If you are worried about the market index declining when the designated monthly date of SIP approaches, you have the option to spread your investment across the month by opting for daily or weekly investments. However, daily mode is not endorsed by most of the fund houses because it is operationally inconvenient and also because it serves no purpose for the investor. However, weekly options are less taxing for fund houses in terms of operational costs and beneficial for investors to invest tracking the volatility of fund markets.
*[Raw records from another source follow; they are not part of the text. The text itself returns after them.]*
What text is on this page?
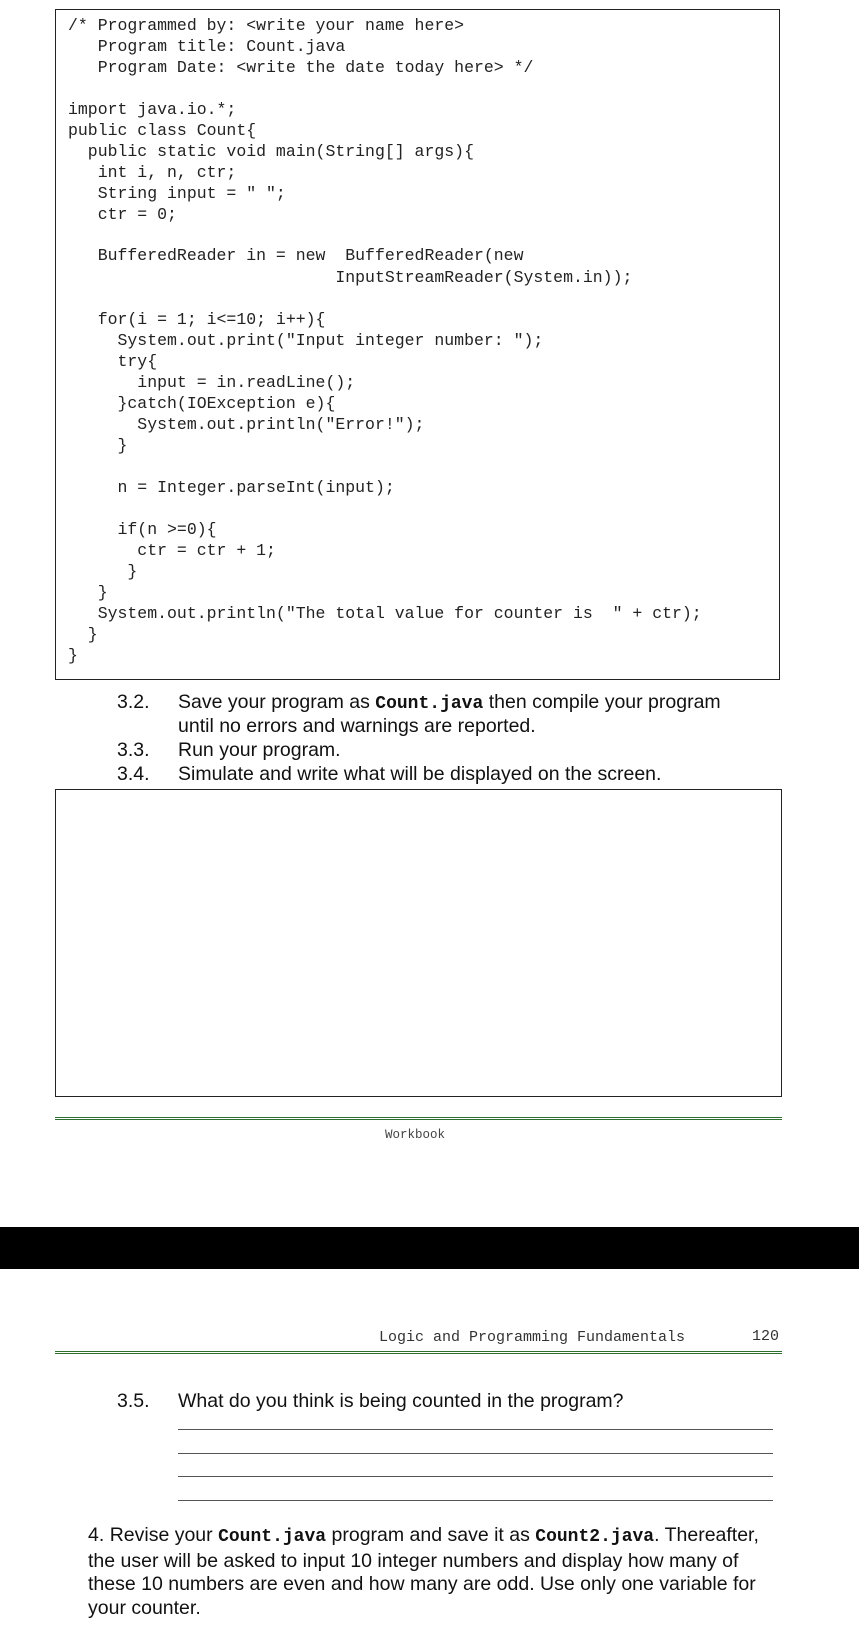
/* Programmed by: <write your name here>
Program title: Count.java
Program Date: <write the date today here> */
import java.io.*;
public class Count{
public static void main(String[] args){
int i, n, ctr;
String input = " ";
ctr = 0;
BufferedReader in = new  BufferedReader(new
InputStreamReader(System.in));
for(i = 1; i<=10; i++){
System.out.print("Input integer number: ");
try{
input = in.readLine();
}catch(IOException e){
System.out.println("Error!");
}
n = Integer.parseInt(input);
if(n >=0){
ctr = ctr + 1;
}
}
System.out.println("The total value for counter is  " + ctr);
}
}
3.2. Save your program as Count.java then compile your program
until no errors and warnings are reported.
3.3. Run your program.
3.4. Simulate and write what will be displayed on the screen.
Workbook
Logic and Programming Fundamentals	120
3.5. What do you think is being counted in the program?
4. Revise your Count.java program and save it as Count2.java. Thereafter, the user will be asked to input 10 integer numbers and display how many of these 10 numbers are even and how many are odd. Use only one variable for your counter.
The Thing to Do when Markets don’t Perform Well

It’s almost impossible to time the market and therefore investing through SIP routs pays in long term. The worst thing, of course, to do would be to discontinue your SIP as soon as the markets start underperforming. If you remain disciplined and continue to invest during this phase, you stand to gain in the long run when the market index climbs up. However, if you abandon your SIP halfway and redeem your units, then you tend to miss out on the appreciation of your equity MF portfolio when the market recovers from its bad run.

Time Frame

A frequent question asked by investors who wish to invest through SIP is the time frame of investment. Your financial goals and priorities should be considered before deciding on the time frame of your SIP. Equity has potential to deliver higher returns in long term hence it makes sense investing in Equity Mutual Fund schemes for five years and more. Also, real benefit of rupee cost averaging can be observed only in long term. For building corpus linked to your short term goals like contingency Fund, investing in a liquid fund through SIP route for a short period can be considered.

A SIP offers the double benefit of negating the market volatility and combating the unpredictability in rupee value while gaining optimum benefits from the equity markets. A SIP guarantees a disciplined investment irrespective of the market swings and helps you to reap from the benefits of compounding.